Back Where We Started

Monday, November 27th, 2006

Somehow I’ve found myself back in New York with Ann Beattie (beet’ee), and it’s getting colder out. Ah, the Chilly Scenes of Winter.

We’ve been all over the country, from New York and Connecticut to Baltimore, to Georgia and Florida, to New Orleans, Texas, Missouri, New Mexico, Colorado, Oklahoma, California, Idaho, Iowa and back to New York. We’re always traveling in circles, leaving so we can come home again.

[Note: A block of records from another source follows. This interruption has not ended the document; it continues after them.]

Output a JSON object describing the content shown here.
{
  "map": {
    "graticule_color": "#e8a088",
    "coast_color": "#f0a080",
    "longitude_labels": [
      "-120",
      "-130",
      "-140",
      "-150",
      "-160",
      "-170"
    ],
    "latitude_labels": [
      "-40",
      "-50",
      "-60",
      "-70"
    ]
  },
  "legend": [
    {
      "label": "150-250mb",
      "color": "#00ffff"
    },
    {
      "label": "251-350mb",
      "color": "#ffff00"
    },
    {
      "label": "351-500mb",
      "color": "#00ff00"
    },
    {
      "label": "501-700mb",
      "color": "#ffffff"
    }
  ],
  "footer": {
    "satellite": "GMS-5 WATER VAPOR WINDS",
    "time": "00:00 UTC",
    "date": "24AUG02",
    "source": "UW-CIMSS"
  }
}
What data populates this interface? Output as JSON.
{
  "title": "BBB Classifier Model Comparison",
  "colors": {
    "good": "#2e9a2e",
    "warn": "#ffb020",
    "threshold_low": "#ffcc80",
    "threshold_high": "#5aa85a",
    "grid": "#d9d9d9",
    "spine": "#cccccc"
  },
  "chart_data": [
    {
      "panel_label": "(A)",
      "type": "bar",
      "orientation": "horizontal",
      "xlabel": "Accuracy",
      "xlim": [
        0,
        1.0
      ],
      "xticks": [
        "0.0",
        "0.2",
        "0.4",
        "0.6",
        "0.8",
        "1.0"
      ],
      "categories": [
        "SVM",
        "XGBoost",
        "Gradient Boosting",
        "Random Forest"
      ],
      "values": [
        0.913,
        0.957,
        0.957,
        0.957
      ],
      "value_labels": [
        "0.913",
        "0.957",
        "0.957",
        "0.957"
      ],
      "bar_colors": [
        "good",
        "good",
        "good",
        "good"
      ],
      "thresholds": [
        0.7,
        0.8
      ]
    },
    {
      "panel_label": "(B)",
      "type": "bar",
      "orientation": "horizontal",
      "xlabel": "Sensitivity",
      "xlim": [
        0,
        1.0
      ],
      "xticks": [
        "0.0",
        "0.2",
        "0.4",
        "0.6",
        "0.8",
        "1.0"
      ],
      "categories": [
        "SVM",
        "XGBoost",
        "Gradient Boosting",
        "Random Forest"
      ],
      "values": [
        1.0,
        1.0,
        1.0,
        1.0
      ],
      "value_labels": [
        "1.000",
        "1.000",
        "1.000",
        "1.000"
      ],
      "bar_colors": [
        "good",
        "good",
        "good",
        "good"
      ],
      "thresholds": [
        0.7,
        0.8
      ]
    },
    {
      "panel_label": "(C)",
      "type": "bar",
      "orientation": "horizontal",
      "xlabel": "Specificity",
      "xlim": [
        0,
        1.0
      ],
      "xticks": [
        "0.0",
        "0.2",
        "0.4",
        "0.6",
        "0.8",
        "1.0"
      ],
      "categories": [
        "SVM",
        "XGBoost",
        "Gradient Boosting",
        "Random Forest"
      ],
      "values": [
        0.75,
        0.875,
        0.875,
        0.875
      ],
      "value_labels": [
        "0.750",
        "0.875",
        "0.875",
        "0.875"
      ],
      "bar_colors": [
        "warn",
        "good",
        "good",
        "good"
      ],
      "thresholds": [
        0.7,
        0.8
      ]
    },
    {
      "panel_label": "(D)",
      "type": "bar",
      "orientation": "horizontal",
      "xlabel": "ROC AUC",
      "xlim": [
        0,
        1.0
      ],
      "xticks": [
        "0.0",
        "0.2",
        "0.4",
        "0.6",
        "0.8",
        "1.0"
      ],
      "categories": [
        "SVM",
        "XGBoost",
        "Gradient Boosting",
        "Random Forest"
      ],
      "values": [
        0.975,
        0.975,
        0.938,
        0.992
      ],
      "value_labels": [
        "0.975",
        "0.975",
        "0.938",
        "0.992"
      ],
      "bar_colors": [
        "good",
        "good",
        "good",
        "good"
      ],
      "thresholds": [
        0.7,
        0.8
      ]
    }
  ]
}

In my real world it was 70 degrees out today and yesterday and the day before, but it’s supposed to freeze by Thursday. I’m sure it’s not 70 degrees in New York right now.

It’s hard to think of Charles as anything but chilly, as if he only exists in Beattie’s winter. And because it’s so cold in his world, things move slowly for him. He’s slow to learn, so slow, I’m not sure he ever will. As the title suggests, the novel is written as a series of scenes, all present tense as if it always was and always will be winter.

The Midwest Can Be Depraved Too.

Friday, November 24th, 2006

A Thousand Acres by Jane Smiley takes place in rural Iowa, but it has the depravity of a story that might take place much further south. Though Smiley doesn’t really compare to writers like Tennessee Williams or William Faulkner or Flannery O’Connor, she can be praised for her honest portrayal of alcholism, incest, abuse and denial, like some of the best southern writers have done before her.

Douglas A. Greenberg’s review on Amazon.com states, “There is so much depravity here, in fact, that after a while I found myself (figuratively) rolling my eyes at each new twist in the plot.” Personally, having come from a family with the same kind of depravity and drama, I didn’t think it was over the top. I thought it was pretty realistic.

On the other hand, I related more to Rebecca Wells’s Little Altars Everywhere, which also dealt with alcholism, incest, abuse and denial. Not only did it take place in Louisiana instead of Iowa, but the denial was tempered with humor instead of hard work. These people in Smiley’s Iowa may be depraved, but they take themselves way too seriously.